Christa: So going all the way back to my earlier question about the practical application of all of these measures. What do you think that sweeping changes would take? And I’m thinking of broad efforts to standardize the industry like federal level accreditation requirements in the United Kingdom, or the centralized Hansken Project in the Netherlands..?
Nina: Yes. That’s a big question, Christa! I think there is much to do. Every time we open a door here, we’ll find something to work with. There’s much to do on standardization and harmonization and increasing the scientificness, I think, within this discipline.
So there are many issues that needs to be solved both to ensure…to be able to obtain digital evidence effectively and to ensure high quality investigations. I also believe that there are some cultural changes that also need some attention. For example, the attitude towards the role of subjectivity and bias and how we think about error and so on.
So I don’t believe we can prevent all error. I think that we need error mitigation and peer review and verification on a case by case basis. And we cannot prevent ourselves out of these issues. Accreditation may be a part of the solution, but not the solution.
Christa: Right. Well, and I think some of the feedback coming out of the United Kingdom at this point after two, three years of the process reflects that.
Nina: Yeah, definitely. And I also think that we need to define minimum requirements for being a digital forensic examiner. It’s varying across the world right now who is an examiner and who is a novice or just examining digital content. So we need to make a clear distinction on who is the expert here.
And because right now, due to all the well designed software and products such as Hansken, many with very limited technological competence are able to review digital content and at the application level these days and that does not mean that they’re able to understand the limitations of the tools they are using and how to draw correct inferences from the traces they encounter.
So, this is where the digital forensic examiner skills are really needed to understand the data structures and to do advanced hypothesis driven examination and understand these limitations and uncertainties related to the procedures and the results. So I think, too, defining the roles is also an important measure to know who is actually the expert.
So, concerning sweeping changes, well, I would say there are some key issues that we already have touched upon. I think we need more practice oriented research and we need to put bias and human error on the digital forensic curricula. I think we need to apply error mitigation measures that not only include technical error, but also human error.
And I think we should start looking at error as a friend! Detecting them enables us to minimize consequences and also an opportunity to learning and improvement. So shifting the view could be beneficial, I think.
Christa: Yeah, you’d have to get past or encourage people to get past all of (I mean, nobody likes to admit we made a mistake), so, getting past that fear of the mistakes and any potential consequences would be really challenging, I imagine.

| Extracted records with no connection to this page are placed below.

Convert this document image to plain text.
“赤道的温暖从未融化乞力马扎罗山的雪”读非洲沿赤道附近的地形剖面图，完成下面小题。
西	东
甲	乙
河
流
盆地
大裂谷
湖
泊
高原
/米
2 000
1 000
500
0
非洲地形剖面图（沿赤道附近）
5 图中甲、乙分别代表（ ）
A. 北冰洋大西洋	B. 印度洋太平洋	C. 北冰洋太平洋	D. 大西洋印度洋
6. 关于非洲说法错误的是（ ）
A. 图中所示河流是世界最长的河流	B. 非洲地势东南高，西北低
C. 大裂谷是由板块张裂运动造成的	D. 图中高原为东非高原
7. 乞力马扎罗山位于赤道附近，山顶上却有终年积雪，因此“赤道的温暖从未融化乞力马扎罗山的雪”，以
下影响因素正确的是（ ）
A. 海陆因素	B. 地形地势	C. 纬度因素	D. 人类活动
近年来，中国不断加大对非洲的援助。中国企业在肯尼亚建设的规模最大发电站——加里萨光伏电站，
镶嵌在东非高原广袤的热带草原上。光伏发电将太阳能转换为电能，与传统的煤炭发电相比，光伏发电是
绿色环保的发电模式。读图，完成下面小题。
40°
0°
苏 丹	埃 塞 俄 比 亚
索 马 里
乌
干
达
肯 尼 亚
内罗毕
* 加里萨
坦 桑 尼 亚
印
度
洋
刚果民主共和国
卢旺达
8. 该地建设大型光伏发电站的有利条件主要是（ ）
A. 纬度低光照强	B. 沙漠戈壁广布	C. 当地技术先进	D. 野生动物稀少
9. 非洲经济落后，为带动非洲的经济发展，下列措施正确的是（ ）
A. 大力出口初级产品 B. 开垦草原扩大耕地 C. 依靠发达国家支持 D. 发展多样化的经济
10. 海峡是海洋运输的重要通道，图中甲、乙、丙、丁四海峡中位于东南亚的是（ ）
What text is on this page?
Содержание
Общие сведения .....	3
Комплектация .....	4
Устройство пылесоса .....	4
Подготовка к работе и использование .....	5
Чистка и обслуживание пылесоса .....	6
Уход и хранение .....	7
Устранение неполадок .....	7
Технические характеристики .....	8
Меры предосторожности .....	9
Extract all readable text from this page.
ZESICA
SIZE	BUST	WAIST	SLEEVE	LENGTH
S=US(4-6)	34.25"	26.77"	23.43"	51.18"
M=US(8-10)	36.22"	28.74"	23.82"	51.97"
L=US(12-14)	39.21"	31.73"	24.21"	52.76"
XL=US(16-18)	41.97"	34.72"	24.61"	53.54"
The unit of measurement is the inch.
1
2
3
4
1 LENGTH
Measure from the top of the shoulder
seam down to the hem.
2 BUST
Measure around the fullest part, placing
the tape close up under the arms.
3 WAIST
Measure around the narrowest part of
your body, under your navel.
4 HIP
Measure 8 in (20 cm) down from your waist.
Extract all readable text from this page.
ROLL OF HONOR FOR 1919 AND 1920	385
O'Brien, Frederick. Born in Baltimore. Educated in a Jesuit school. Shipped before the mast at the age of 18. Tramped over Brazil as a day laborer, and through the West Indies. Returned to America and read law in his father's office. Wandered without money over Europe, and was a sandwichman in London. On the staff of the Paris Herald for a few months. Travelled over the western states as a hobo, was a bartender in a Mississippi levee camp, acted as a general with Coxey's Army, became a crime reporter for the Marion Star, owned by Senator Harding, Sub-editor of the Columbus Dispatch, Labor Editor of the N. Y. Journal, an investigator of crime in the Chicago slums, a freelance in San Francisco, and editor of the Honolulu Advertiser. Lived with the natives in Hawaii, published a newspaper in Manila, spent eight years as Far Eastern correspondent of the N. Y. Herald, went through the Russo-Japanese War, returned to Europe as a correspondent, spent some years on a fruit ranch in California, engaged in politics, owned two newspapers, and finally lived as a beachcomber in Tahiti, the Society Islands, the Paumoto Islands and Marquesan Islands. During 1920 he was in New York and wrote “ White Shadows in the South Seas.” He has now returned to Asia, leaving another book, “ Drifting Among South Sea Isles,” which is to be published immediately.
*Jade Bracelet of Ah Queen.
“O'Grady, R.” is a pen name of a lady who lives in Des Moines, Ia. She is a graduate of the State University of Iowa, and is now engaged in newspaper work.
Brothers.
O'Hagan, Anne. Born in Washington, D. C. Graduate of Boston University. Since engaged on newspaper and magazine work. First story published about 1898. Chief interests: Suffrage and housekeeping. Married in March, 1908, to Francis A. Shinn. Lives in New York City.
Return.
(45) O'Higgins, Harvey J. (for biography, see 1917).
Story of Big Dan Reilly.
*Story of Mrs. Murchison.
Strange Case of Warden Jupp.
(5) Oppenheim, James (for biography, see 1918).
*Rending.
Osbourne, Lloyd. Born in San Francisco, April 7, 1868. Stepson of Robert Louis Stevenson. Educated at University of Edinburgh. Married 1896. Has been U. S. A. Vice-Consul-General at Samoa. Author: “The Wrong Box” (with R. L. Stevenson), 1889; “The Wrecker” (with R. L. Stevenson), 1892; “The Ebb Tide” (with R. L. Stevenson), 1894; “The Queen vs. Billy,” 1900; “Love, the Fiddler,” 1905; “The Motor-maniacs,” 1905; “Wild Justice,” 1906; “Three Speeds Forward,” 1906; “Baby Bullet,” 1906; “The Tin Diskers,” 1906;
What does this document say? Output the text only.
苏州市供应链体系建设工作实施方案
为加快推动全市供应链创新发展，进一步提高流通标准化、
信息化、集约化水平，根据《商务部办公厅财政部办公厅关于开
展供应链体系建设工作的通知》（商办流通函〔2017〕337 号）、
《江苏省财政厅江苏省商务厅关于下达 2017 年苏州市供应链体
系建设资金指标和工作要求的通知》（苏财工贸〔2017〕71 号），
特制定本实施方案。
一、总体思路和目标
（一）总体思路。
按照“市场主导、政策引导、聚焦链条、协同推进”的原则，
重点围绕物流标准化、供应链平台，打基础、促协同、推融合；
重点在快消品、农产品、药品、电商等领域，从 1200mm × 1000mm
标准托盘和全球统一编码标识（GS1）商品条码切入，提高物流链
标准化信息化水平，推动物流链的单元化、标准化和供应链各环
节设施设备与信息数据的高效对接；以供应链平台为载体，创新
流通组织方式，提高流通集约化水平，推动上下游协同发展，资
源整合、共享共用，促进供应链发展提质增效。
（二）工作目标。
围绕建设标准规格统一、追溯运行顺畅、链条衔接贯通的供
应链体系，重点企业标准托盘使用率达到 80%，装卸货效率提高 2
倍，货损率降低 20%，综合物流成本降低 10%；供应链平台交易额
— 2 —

Nina: Yeah. And I think it’s an organizational issue. It’s not a personal issue for each and every digital forensic examiner. It’s a way of organizing the work around error and it shouldn’t be up to the individual digital forensic examiner. This should be a part of what we do, a part of the process, a natural part of…you’re not finalized the digital forensic process until you have done the verification and checked for errors and then you can deliver your product, I think.
Christa: Yeah. Well, Nina, thank you again for joining us on the Forensic Focus Podcast. It’s been a really good discussion.
Nina: Thank you for having me.
Christa: Thanks also to our listeners. You’ll be able to find this recording and transcription along with more articles, information and forums at www.forensicfocuspodcast.com. Stay safe and well.